Dave Winer, after reading this comment on John Doerr’s statement of regret for an ill-advised comment during the inflation of the Internet bubble, says I should let Doerr off the hook. Sorry, I can’t do that.
I think highly of Doerr in many ways. His record is certainly more positive than negative in the tech industry, and his support, through TechNet, of better education is valuable.
But he is one of the people who fueled the Internet mania, and he is most definitely one of the people who profited the most from the bubble.
Bill Seitz has it right, I think, when he says Doerr and company (including the investment banks and “analysts”) realized they could make billions on small investors who were greedy and didn’t know any better. It was legal. It wasn’t right.
Seitz says, “I also think that instead of relabelling the net as the greatest creation and evaporation of wealth, he should have honestly called it the greatest transfer of wealth (to him, his investors, the IBs, ad agencies, the founders of lame Silicon Alley consultancies, etc.).”
This hits closer to home. I, too, profited from the bubble when technology journalism became so much more in demand. So did my company. (The company is currently taking quite a hit as a result of the plummeting advertising market in the wake of the bubble’s bursting.)
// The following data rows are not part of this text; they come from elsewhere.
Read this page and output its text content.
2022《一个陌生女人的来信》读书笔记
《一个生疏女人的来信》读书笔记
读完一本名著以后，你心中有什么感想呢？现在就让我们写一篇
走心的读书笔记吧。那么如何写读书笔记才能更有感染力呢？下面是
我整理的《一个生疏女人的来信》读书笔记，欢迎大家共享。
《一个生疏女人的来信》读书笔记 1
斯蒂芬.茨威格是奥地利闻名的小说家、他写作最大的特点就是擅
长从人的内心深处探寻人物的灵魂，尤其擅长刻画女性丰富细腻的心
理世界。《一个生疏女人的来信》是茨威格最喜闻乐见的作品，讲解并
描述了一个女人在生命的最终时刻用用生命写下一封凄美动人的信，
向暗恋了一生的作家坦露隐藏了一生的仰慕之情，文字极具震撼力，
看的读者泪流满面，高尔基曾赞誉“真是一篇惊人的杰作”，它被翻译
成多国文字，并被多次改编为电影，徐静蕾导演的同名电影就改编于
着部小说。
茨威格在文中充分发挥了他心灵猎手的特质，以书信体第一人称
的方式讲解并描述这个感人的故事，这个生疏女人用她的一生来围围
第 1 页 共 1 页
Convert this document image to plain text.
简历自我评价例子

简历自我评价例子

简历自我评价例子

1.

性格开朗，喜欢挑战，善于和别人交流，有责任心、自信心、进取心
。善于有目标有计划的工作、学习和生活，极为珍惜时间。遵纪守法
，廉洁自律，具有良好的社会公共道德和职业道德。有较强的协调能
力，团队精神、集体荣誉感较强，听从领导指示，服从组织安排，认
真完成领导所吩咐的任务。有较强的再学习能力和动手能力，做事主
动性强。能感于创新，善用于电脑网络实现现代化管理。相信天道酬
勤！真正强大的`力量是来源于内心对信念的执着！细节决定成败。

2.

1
John Doerr has done far more good than harm to the industry, and for society. The technology Kleiner Perkins helped nurture will be working to our mutual benefit for ages to come.
But he and his cronies injected something dangerous into the mix during the height of the Internet hubris. They injected cynicism far greater than anything we’d seen prior to that time.
John and others here in the valley were correctly appalled at the market distortions caused by the Microsoft monopoly. I don’t think they’re sufficiently bothered by the market distortions — and the corrosion of public trust in markets that resulted — they helped engineer.